O número de modos vibracionais que determinada molécula apresenta é extremamente importante, uma vez que cada um destes modos resultará em um pico de leitura no espectro. Para moléculas tridimensionais, o número de modos vibracionais é dado por 3N-6 e, para moléculas bidimensionais, 3N-5, sendo N o número de átomos que as constituem.

Como resultado, obtém-se um espectro como o apresentado na figura abaixo, onde é possível identificar a molécula de colágeno (pura no espectro D), em amostras de stratum corneum (A), epiderme (B) e derme (C). Como é possível ver no espectro, o colágeno é caracterizado por dois picos, em 2884 cm-1 e 2930 cm-1 (Ali SM, 2013).


Figura 4: Exemplo de espectro Raman. (A) amostra de stratum corneum; (B) amostra de epiderme; (C) amostra de derme; e (D) amostra pura de colágeno.

Através do espectro, é possível identificar as moléculas, seja por já estarem descritas na literatura; seja por obtenção do espectro da molécula pura e compará-lo à amostra em estudo (caso da figura 4); ou, seja por modelagem computacional, através da inferência de onde estão os modos vibracionais através do conhecimento da fórmula molecular e das ligações que a compõem.
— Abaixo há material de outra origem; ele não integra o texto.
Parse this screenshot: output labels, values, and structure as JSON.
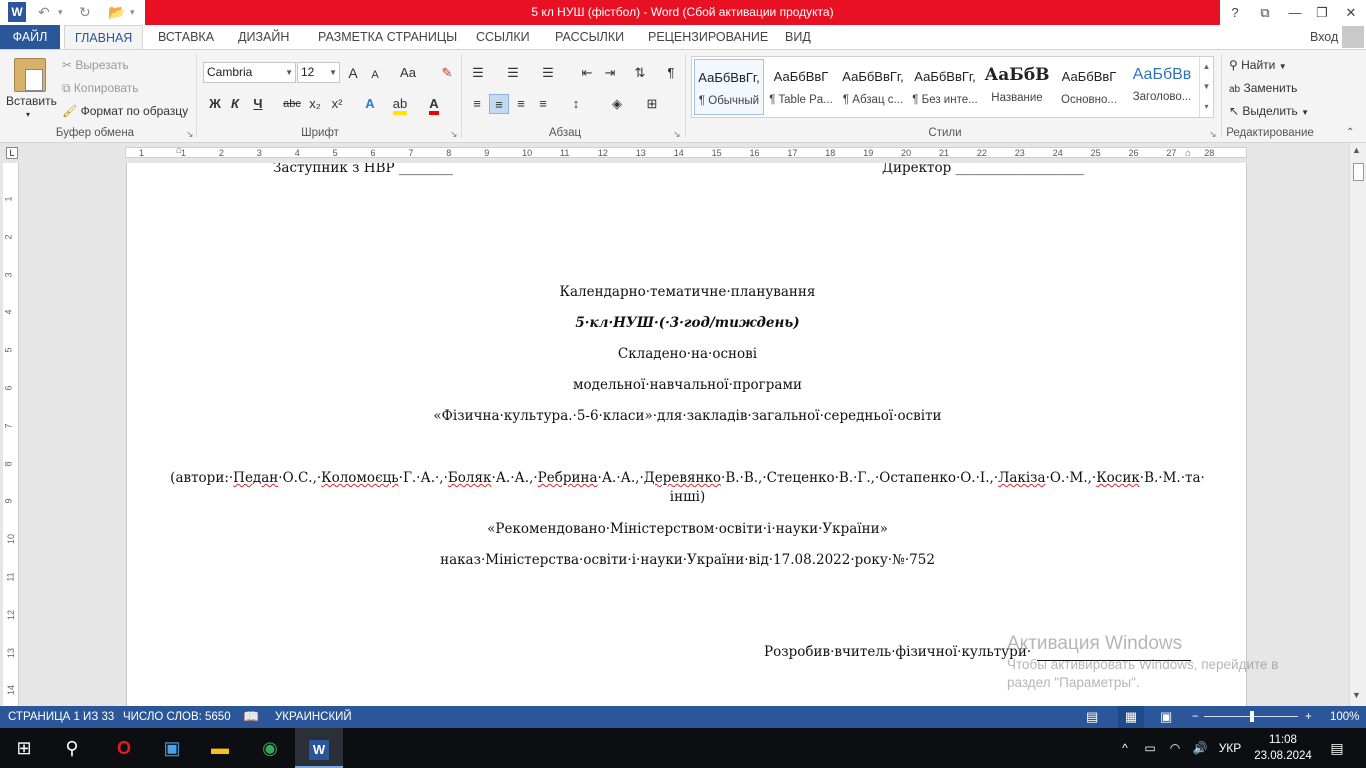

Desta forma, a espectroscopia Raman permite, então, entender, em nível molecular, o que está acontecendo com determinada amostra. E, com a enorme vantagem de fazê-lo de forma não invasiva e in vivo, eliminando o a variável do impacto da manipulação da amostra nos resultados obtidos. Um exemplo forte disto é o crescente número de publicações relacionadas à busca de marcadores para detecção de câncer por Raman, eliminando-se assim a necessidade de biópsias.

Referências

Ali SM, B. F. (2013). Raman spectroscopic analysis of human skin tissue sections ex-vivo: evaluation of the effects of tissue processing and dewaxing. Journal of Biomedical Optics, 0612021 - 06120212.
Chrit L, H. C. (10 (4) de 2005). In vivo chemical investigation of human skin using a Confocal Raman fiber optic microprobe. Journal of Biomedical Optics, pp. 0440071 - 04400711.
de Faria DLA, S. L. (1997). Uma Demonstração Sobre o Espalhamento Inelástico de Luz: Repetindo o Experimento de Raman. Quimica Nova.
H. Tagami, M. O. (75 de 1980). “Evaluation of the skin surface hydration in vivo by electrical measurement". J. Invest. Dermatol., pp. 500 -507.
Harris, M. I. (2003). Pele - Estrutura, propriedades e envelhecimento. São Paulo: Senac.
lardbucket.org. (s.d.). Fonte: http://2012books.lardbucket.org/books/principles-of-general-chemistry-v1.0/s22-04-entropy-changes-and-the-third-.html
Peter J. Caspers, G. W. (116 (3) de 2001). In Vivo Confocal Raman Microspectroscopy of the Skin: Noninvasive determination of molecular concentration profiles. The Society for Investigative Dermatology, pp. 434 - 442.
Schrader, B. (1995). Infrared and Raman spectroscopy: methods and applications. VCH.